BB wrote:
Например Карлсен мог бы сказать что Каруана чмо и придурок. И что с такими как он в одном поле сесть западло.
Магнус может и подумал так, но не сказал же.
Скромный он
Я так понимаю, начинается пересказ анекдотов про Ленина
Крупская выступает перед пионерами:
- Дорогие дети! Всем известна доброта Ленина. Я вам расскажу такой случай. Однажды Ленин брился у шалаша в разливе, а мимо шел маленький мальчик. Ленин бритвочку точит, а сам на мальчика поглядывает. Вот Ленин побрился, кисточку вымыл, опять бритвочку точит, на мальчика поглядывает. Потом бритвочку вытер и положил в футлярчик. А ведь мог бы и полоснуть!
Однажды утром Владимир Ильич Ленин вылез из шалаша, где он скрывался от капиталистов и помещиков. Вытащив из соломы ридикюль, Ильич потащился бриться на Разлив. Было раннее утро, и вода в озере была гладкая и спокойная, так что Ленин брился, поглядывая на свое отражение, и думал. Ленин не любил, когда ему мешали бриться. Ленин не любил, когда ему мешали думать. Придя на берег, Ильич достал кисточку, открыл бритвочку, намылился и стал бриться, а также подстригать усы и бородку. Ленин собирался стать вождем мирового пролетариата, и его образ должен был быть легко узнаваемым.
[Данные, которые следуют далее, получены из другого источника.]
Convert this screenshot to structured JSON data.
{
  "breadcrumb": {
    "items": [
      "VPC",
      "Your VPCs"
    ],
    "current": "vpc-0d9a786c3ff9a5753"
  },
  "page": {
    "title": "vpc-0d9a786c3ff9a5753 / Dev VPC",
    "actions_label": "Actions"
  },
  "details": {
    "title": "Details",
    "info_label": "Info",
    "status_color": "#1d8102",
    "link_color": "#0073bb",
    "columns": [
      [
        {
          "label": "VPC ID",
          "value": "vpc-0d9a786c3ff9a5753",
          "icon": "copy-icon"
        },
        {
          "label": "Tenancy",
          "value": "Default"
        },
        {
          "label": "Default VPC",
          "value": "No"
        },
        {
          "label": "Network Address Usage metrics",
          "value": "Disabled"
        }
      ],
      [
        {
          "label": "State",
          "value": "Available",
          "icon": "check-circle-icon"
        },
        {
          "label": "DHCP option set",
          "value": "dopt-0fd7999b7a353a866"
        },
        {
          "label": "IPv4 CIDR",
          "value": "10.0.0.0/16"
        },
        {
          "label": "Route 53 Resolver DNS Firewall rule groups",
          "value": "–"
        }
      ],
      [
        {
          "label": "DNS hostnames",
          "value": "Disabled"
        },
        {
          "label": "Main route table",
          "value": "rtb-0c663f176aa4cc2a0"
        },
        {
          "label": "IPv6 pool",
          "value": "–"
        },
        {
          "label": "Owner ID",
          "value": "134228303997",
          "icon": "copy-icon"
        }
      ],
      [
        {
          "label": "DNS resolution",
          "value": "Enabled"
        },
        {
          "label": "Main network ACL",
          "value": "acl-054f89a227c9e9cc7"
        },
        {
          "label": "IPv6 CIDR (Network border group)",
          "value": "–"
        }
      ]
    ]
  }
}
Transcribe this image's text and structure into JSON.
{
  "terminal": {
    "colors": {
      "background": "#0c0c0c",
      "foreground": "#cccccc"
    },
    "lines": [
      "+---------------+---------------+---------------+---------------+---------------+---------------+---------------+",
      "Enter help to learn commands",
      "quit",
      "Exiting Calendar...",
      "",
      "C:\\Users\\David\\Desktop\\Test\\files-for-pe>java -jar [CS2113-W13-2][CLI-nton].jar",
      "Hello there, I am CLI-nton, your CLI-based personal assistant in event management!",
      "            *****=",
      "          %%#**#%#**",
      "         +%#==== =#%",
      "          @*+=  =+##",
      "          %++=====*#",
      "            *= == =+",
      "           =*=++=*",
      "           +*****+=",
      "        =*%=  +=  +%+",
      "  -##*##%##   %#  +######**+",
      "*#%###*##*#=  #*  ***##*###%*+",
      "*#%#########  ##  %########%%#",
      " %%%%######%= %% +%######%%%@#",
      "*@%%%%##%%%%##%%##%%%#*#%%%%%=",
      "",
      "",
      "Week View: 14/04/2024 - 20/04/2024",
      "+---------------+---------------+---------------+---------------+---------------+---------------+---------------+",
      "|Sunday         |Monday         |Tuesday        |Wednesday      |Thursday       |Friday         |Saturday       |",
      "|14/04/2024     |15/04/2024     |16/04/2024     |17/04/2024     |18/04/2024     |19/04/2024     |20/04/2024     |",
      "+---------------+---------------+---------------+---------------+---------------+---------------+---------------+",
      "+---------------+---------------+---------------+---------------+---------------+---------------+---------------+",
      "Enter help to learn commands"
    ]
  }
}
В это время по берегу озера шел подпасок, финский мальчик из соседней деревни. Заинтересованный необычной картиной, мальчик подошел поближе и стал смотреть, поплевывая в воду. Круги от плевков расстроили отражение Владимира Ильича в воде. "Дядь, а что это вы делаете?", - спросил мальчик. В это время Ленин думал о национальной гордости великороссов, и внезапный вопрос привел его мысли в полный беспорядок. Голос, нарушивший мысли Владимира Ильича, был какой-то препротивный, и у Ленина заболело в ухе. К тому же, полагаясь на гладь воды, поколебленной плевками, Ильич не сразу заметил аберрацию и постриг бородку как козлиную. Вид козлиной, колеблющейся бородки напомнил ему о колеблющихся меньшевиках, ренегате Каутском, и Ленин стал думать о революции, и как чертовски трудно сделать хоть что-нибудь с этими всеми кретинами, орущими невпопад и когда не надо.
"Дядь, чего это вы делаете-то?", - раздался опять настырный писклявый голос мальчика-подпаска. Владимир Ильич стриг и брил усы, и никак не мог ничего ответить. Ленин думал о том, как слепая ярость восставших часто заливала им глаза, и как бы волной разлившаяся черная желчь понуждала их колоть и резать, тянула пырнуть ножом, проткнуть штыком, насадить на саблю, наткнуть на вилы. Размозжить голову. Прибрежным камнем или корягой. Избить и утопить. Придушить.
"Дядь, так чего вы делаете-то?", - снова с характерным финским акцентом прогундосил мальчик. Ленин не спеша промыл кисточку, прочистил бритвочку, и стал закрывать ридикюль. "Дяа-адь,...", - рука Ленина замерла в воздухе, потом его натруженная кисть слегка покачала бритву - Ленин любовался солнечными бликами на отличном золингеновском лезвии. "Бреюсь я. Бреюсь.", - сказал он, и спрятал бритву в карман. А ведь мог бы и полоснуть. Вот каким добрым человеком был Ленин.